There can often be job opportunities at the end of one, but even if not, a summer internship is a fantastic way of getting a feel for the industry you’re interested in. It means that you can work out whether the career you thought you wanted to go into is up your street, or whether you need to have a rethink. Sort of like a ‘try before you buy’ type vibe.
And don’t forget, money and employment aren’t the only reward in life. Gaining new skills, meeting new people and becoming more independent (but with the safety net of it only being a certain number of weeks) also are great benefits of a summer internship.
First off – and we’re biased here, but – take a look at the Property Needs You website and socials. We have a load of information on different job profiles and even a handy career quiz to help you figure out what route you fancy. From there, you’ll have a better idea on what summer internships might be right for you.
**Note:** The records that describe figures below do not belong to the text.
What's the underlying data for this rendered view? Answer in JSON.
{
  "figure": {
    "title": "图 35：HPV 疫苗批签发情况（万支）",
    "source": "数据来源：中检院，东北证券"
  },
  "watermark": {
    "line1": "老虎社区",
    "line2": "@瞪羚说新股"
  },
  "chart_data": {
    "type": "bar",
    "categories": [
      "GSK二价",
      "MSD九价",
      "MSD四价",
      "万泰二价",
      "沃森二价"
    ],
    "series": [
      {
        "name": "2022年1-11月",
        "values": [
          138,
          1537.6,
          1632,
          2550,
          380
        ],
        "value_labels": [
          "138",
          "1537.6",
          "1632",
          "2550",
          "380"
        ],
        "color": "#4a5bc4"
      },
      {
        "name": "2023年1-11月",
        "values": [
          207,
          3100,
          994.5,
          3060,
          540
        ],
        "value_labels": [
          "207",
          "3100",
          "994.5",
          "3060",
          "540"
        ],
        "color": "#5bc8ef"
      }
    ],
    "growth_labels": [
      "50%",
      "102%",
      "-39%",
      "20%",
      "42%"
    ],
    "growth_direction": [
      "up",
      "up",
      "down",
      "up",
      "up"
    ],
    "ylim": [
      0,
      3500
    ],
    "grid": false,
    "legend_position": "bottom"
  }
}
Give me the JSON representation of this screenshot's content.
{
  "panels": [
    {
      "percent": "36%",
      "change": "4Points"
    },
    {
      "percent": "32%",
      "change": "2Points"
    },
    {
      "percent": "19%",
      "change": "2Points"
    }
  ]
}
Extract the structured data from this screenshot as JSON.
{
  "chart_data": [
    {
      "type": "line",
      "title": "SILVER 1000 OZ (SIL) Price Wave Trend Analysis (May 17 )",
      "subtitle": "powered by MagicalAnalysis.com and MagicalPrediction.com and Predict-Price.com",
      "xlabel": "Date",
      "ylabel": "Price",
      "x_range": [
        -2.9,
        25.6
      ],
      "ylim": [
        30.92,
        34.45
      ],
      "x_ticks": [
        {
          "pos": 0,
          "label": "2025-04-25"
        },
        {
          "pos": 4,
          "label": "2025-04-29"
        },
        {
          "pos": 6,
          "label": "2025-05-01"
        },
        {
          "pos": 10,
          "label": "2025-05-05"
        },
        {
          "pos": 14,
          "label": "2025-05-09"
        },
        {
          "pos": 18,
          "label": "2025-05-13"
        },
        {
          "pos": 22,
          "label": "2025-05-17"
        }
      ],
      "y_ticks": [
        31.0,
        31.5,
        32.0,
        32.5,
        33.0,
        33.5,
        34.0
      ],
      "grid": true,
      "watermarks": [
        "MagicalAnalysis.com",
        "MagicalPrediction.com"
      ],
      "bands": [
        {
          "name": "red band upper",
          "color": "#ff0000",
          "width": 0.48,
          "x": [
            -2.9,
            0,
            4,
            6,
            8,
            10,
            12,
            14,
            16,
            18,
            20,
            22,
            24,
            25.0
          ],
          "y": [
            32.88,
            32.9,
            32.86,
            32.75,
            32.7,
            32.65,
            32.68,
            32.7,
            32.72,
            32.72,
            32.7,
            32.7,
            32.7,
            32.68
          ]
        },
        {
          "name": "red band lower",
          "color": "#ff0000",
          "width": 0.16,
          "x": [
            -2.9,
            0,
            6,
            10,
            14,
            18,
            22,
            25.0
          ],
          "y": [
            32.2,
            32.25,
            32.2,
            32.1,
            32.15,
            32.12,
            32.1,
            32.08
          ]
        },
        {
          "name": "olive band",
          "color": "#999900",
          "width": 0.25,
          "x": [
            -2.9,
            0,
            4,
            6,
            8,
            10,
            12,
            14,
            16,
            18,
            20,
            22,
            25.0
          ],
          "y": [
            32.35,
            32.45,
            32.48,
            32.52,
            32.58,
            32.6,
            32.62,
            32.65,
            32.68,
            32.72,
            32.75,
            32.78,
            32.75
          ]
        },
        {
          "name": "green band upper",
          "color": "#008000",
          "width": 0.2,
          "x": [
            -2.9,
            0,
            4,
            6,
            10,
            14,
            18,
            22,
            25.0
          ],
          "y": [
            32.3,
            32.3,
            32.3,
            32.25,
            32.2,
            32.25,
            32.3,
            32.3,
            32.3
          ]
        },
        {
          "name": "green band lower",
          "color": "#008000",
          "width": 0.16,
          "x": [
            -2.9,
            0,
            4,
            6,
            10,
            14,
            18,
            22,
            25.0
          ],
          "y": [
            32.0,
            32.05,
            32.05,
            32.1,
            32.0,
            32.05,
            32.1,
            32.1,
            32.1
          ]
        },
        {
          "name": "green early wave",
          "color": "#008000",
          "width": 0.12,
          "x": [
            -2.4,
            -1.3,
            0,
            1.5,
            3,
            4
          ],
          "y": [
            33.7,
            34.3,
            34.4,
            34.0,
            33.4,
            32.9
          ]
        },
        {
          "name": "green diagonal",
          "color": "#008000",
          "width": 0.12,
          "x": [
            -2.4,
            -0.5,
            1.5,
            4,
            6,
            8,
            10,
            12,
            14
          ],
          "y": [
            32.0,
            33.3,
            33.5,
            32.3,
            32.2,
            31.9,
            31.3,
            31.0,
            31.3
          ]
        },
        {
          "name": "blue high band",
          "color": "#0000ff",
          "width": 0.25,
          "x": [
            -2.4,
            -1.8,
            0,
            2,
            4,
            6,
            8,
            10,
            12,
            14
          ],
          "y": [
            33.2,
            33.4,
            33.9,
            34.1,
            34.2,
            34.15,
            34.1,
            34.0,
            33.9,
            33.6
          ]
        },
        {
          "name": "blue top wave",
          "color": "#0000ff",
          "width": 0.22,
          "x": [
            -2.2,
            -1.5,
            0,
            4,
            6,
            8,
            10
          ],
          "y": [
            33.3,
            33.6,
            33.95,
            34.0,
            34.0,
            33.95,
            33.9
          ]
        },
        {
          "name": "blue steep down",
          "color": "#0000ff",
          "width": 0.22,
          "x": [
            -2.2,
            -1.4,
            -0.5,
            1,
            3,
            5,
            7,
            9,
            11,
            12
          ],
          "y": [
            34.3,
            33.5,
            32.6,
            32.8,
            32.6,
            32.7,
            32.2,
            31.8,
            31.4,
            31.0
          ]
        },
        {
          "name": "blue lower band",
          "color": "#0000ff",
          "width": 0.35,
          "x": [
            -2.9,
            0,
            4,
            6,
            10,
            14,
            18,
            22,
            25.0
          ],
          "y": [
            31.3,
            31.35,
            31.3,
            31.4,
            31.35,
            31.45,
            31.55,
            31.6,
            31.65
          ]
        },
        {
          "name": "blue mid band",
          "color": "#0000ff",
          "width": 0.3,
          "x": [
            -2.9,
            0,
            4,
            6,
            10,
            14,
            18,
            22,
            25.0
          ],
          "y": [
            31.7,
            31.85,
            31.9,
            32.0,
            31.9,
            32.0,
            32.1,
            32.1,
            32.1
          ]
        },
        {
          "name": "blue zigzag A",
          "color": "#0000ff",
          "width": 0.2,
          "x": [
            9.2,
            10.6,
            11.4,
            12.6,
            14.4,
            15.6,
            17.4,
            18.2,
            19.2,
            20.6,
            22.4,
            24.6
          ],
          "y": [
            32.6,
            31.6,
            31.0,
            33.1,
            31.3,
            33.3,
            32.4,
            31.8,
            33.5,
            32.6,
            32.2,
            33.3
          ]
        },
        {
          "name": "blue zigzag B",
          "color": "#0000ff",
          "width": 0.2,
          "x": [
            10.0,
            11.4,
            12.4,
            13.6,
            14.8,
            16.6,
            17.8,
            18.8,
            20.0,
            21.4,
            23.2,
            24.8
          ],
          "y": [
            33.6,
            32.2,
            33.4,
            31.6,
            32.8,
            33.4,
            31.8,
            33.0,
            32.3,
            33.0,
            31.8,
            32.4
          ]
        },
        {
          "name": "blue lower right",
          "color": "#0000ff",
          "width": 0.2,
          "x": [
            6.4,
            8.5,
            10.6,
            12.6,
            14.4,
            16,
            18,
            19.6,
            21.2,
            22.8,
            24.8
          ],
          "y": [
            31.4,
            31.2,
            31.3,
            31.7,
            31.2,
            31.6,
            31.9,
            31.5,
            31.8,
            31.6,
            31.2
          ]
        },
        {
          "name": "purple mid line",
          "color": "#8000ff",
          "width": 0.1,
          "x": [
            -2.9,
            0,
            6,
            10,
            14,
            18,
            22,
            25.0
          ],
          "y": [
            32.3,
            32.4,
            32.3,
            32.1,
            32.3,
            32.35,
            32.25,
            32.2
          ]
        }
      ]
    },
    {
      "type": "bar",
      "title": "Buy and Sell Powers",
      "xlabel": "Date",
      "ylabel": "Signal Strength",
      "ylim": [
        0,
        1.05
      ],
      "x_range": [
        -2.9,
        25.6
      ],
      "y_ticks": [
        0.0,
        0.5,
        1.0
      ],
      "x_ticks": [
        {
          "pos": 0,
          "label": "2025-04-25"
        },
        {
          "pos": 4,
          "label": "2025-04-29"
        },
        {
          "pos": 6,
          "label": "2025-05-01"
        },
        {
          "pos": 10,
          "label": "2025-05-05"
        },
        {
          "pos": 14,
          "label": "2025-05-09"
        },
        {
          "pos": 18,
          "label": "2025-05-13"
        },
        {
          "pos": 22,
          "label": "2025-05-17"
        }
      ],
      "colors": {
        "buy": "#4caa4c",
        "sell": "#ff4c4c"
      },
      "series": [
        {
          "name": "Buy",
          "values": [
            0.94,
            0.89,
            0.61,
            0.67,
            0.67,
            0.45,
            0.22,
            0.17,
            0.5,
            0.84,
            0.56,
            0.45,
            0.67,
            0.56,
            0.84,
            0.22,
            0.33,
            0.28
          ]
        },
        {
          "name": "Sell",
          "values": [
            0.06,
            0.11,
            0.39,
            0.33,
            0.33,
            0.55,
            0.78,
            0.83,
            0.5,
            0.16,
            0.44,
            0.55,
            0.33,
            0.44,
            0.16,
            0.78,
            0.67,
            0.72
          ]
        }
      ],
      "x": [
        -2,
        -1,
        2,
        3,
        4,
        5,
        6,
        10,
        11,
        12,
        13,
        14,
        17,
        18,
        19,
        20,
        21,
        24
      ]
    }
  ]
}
There are a lot of different options out there. For example, a Knight Frank summer internship is currently either a 4 week commitment or they have a 12 week work placement.
The first is based in London with either the commercial or residential side. The second is your choice of over 30 locations across the country, working with either Residential Sales or Lettings.
Both of these open for application around February and close around March, so whilst this year isn’t available anymore, you’ll know for 2024. Get the date in your diary now!
Or take a look at Carter Jonas’ ‘Early Careers’ page; there you’ll find a range of varied placements, for different stages of your life. They also have a ‘Choose your path’ resource on there to help you consider the route most suited to your current needs.
Most property businesses have a page where you can register for updates or alerts, so that you’ll get notified when a summer internship or work experience placement becomes available. Here’s one from Avison Young so that you can see what it looks like.
Or you can just email a business’ Early Careers team directly, like at the bottom of this page from Cushman Wakefield.
In terms of applying for a summer internship, a lot of bigger companies have a specific portal where you have to create an account and apply online. Some, like Lambert Smith Hampton, however, are currently asking for you to email them a copy of your CV with a covering letter outlining why you want to join a summer placement with them and any areas of particular interest in property.
And voilà! Your summer internship application is complete. You’re welcome.
So that’s next year sorted. But if you want to find work experience placements or a holiday job to get some experience this year, your best bet is to ring up, email, or – bit of a brave one – go into their office and ask.
Final tip of the day: it’s a good idea to have an up-to-date CV with you. If you’re not sure what to put in, there are loads of templates like this one on the good old internet, and walkthroughs like this on YouTube.